Lo Stivale
- Front page of the first issue of Lo Stivale
- Type: Fortnightly newspaper
- Format: Tabloid
- Owner(s): Lo Stivale Graphics, Ltd.
- Publisher: Frank Longinotti
- Editor: Ignazio Lobasso
- Founded: April 19, 1984
- Ceased publication: Unknown
- Headquarters: Calgary, Alberta Canada
- Price: 25 cents

= Lo Stivale (newspaper) =

Italian newspaper published in Alberta, Canada

Lo Stivale: Periodico d’informazione, Cultura e Sport per gli italiani dell’Alberta was an Italian-language newspaper published in Alberta.

==Background==
Canada’s first Italian newspaper dates to the late 19th Century; after 1950, Italian publications became increasingly common across the country. Lo Stivale’s appearance in 1984 may be traced to the confluence of several notable developments in that province’s history. It coincided with a boom period for community newspapers in Canada; with an economic explosion in Alberta; with the centenary of the founding of the city of Calgary that year; with the 1981 Canadian census returns’ ranking of Alberta with the country’s fourth largest population of Italian origin; and with the designation of Calgary in September 1981 as the locale for the 1988 Winter Olympics.

==Publishing history==
===Content and design===
Lo Stivale ("The Boot") was launched by Lo Stivale Graphics, Ltd., of Calgary on April 19, 1984. Written entirely in Italian, it was an independent, fee-based newspaper reaching "the Italian community of Calgary" every other Thursday, covering news, culture and sports (including the local scene).

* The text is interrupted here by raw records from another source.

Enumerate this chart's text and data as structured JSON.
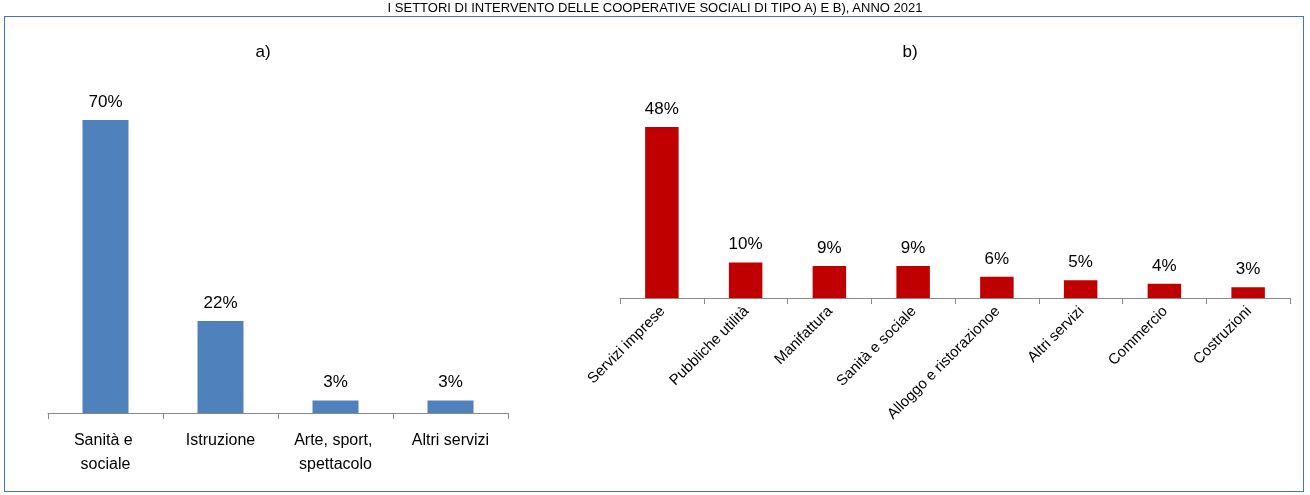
{
  "chart_data": [
    {
      "type": "bar",
      "title": "a)",
      "annotations": [
        "I SETTORI DI INTERVENTO DELLE COOPERATIVE SOCIALI DI TIPO A) E B), ANNO 2021"
      ],
      "categories": [
        "Sanità e sociale",
        "Istruzione",
        "Arte, sport, spettacolo",
        "Altri servizi"
      ],
      "values": [
        70,
        22,
        3,
        3
      ],
      "value_labels": [
        "70%",
        "22%",
        "3%",
        "3%"
      ],
      "color": "#4f81bd"
    },
    {
      "type": "bar",
      "title": "b)",
      "categories": [
        "Servizi imprese",
        "Pubbliche utilità",
        "Manifattura",
        "Sanità e sociale",
        "Alloggo e ristorazionoe",
        "Altri servizi",
        "Commercio",
        "Costruzioni"
      ],
      "values": [
        48,
        10,
        9,
        9,
        6,
        5,
        4,
        3
      ],
      "value_labels": [
        "48%",
        "10%",
        "9%",
        "9%",
        "6%",
        "5%",
        "4%",
        "3%"
      ],
      "color": "#c00000"
    }
  ]
}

Lo Stivale initially had a staff of six, headed by publisher Frank Longinotti and Managing Editor Ignazio Lobasso. Lobasso had 12 years of newspaper experience with a Toronto Italian daily, and was also responsible for the graphics and design. The typesetting and camera work for at least the first 11 issues were output by The Jewish Star, another Calgary community newspaper.

Lo Stivale’s "prima edizione" of 12 pages in a 6-column, tabloid-sized newspaper, used a single blue spot-color and consisted entirely of newly typeset material. It had an advertising content of approximately 33 percent. Graphically, the newspaper was characterized as "one of the prettiest ... European-style, and first-class."

===Prices and subscriptions===
Initially the single-copy price was 65 cents, with subscriptions offered for periods of one year ($20) and two years ($36). By the sixth issue, photo-offset text material began to be used, and by the eighth issue of publication the newspaper was granted a second-class mailing permit. At that time, the single-copy price fell to 25 cents.

===Legacy===
There are few surviving copies of Lo Stivale, and it is not known when the newspaper ceased publication.